Esse envolvimento da princesa tinha raízes na sua educação. Segundo seu biógrafo Paulo Rezzutti, Leopoldina foi criada para governar. Integrante da poderosa família austríaca Habsburgo, ela falava muitos idiomas, estudou política, tinha noções de governo, boa formação científica e cultural. Aqui no Brasil, estudou a fauna e a flora locais, recebeu naturalistas estrangeiros, reorganizou e ordenou as coleções da Casa de História Natural – ou Casa dos Pássaros, como era conhecida –, cujo acervo deu origem ao Museu Nacional.
Politicamente, mantinha contato com grupos que defendiam a emancipação política do país e tornou-se ativa no movimento de Independência antes de seu marido.
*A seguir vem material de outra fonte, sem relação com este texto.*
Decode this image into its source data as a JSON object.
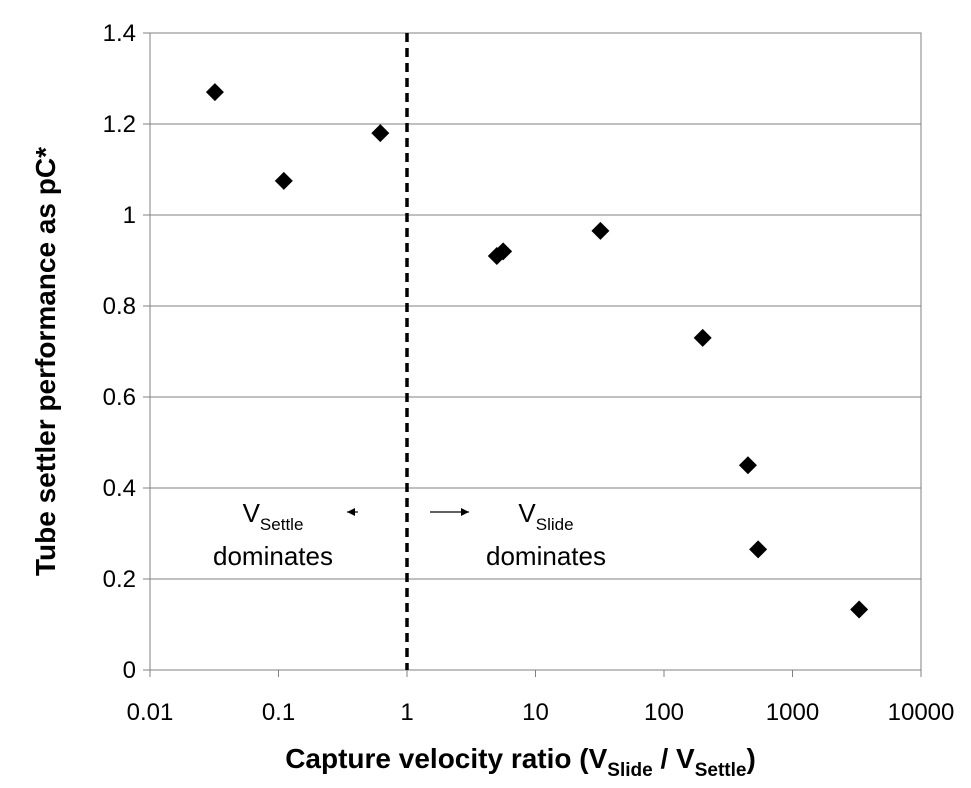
{
  "chart_data": {
    "type": "scatter",
    "xlabel": {
      "parts": [
        {
          "text": "Capture velocity ratio (V",
          "sub": false
        },
        {
          "text": "Slide",
          "sub": true
        },
        {
          "text": " / V",
          "sub": false
        },
        {
          "text": "Settle",
          "sub": true
        },
        {
          "text": ")",
          "sub": false
        }
      ]
    },
    "ylabel": "Tube settler performance as pC*",
    "x_scale": "log",
    "xlim": [
      0.01,
      10000
    ],
    "ylim": [
      0,
      1.4
    ],
    "x_ticks": [
      {
        "value": 0.01,
        "label": "0.01"
      },
      {
        "value": 0.1,
        "label": "0.1"
      },
      {
        "value": 1,
        "label": "1"
      },
      {
        "value": 10,
        "label": "10"
      },
      {
        "value": 100,
        "label": "100"
      },
      {
        "value": 1000,
        "label": "1000"
      },
      {
        "value": 10000,
        "label": "10000"
      }
    ],
    "y_ticks": [
      {
        "value": 0,
        "label": "0"
      },
      {
        "value": 0.2,
        "label": "0.2"
      },
      {
        "value": 0.4,
        "label": "0.4"
      },
      {
        "value": 0.6,
        "label": "0.6"
      },
      {
        "value": 0.8,
        "label": "0.8"
      },
      {
        "value": 1,
        "label": "1"
      },
      {
        "value": 1.2,
        "label": "1.2"
      },
      {
        "value": 1.4,
        "label": "1.4"
      }
    ],
    "grid": {
      "horizontal": true,
      "vertical": false
    },
    "marker": "diamond",
    "marker_color": "#000000",
    "series": [
      {
        "points": [
          {
            "x": 0.032,
            "y": 1.27
          },
          {
            "x": 0.11,
            "y": 1.075
          },
          {
            "x": 0.62,
            "y": 1.18
          },
          {
            "x": 5.0,
            "y": 0.91
          },
          {
            "x": 5.6,
            "y": 0.92
          },
          {
            "x": 32,
            "y": 0.965
          },
          {
            "x": 200,
            "y": 0.73
          },
          {
            "x": 450,
            "y": 0.45
          },
          {
            "x": 540,
            "y": 0.265
          },
          {
            "x": 3300,
            "y": 0.133
          }
        ]
      }
    ],
    "reference_line": {
      "x": 1,
      "style": "dashed"
    },
    "annotations": [
      {
        "id": "settle",
        "main": "V",
        "sub": "Settle",
        "line2": "dominates",
        "arrow": "left"
      },
      {
        "id": "slide",
        "main": "V",
        "sub": "Slide",
        "line2": "dominates",
        "arrow": "right"
      }
    ]
  }
}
Depois do Fico, foi ela quem deu a José Bonifácio, um dos líderes do governo paulista, a notícia de que ele seria Ministro do novo governo.
Em agosto de 1822, pouco antes do rompimento do Brasil com Portugal, ela escreveu para a irmã Maria Luisa: “O Brasil é grande demais, poderoso e, conhecendo sua força política, incapaz de ser colônia de uma corte pequena, por isso custará muitas lutas duras e sangrentas (...)”.
A decisão de ficar no Brasil custou a d. Pedro mais ataques à liberdade brasileira. Em resposta, o príncipe assinou, em agosto, o Manifesto às Nações Amigas, que denunciava o autoritarismo das cortes de Lisboa. Acredita-se que Leopoldina tenha sido uma das pessoas a redigir o documento, junto com d. Pedro e outros conselheiros, como José Bonifácio.
Ainda em agosto, Leopoldina foi nomeada chefe do Conselho de Estado e Princesa Regente Interina do Brasil por d. Pedro, que viajou a São Paulo para apaziguar uma crise política. Sob a condição de primeira mulher a governar o Brasil, recebeu a notícia de que a Assembleia portuguesa tinha anulado todos os atos de d. Pedro como regente, determinado o retorno imediato dos príncipes para a Europa e decretado a prisão de alguns ministros, incluindo José Bonifácio. Diante da situação, reuniu o conselho para discutir as determinações portuguesas, e posicionou-se favorável, assim como os outros conselheiros, à separação de Portugal. Com o apoio de Bonifácio, que também escreveu para d. Pedro, encaminhou o decreto de Independência para ser assinado pelo príncipe e relatou a ele: “As cortes portuguesas ordenam a vossa partida imediata, ameaçam-vos e humilham-vos. O Conselho do Estado aconselha-vos a ficar. Meu coração de mulher e de esposa prevê desgraças se partirmos agora para Lisboa. (...) O Brasil será em vossas mãos um grande país. O Brasil vos quer para seu monarca. Com vosso apoio ou sem o vosso apoio ele fará a sua separação”.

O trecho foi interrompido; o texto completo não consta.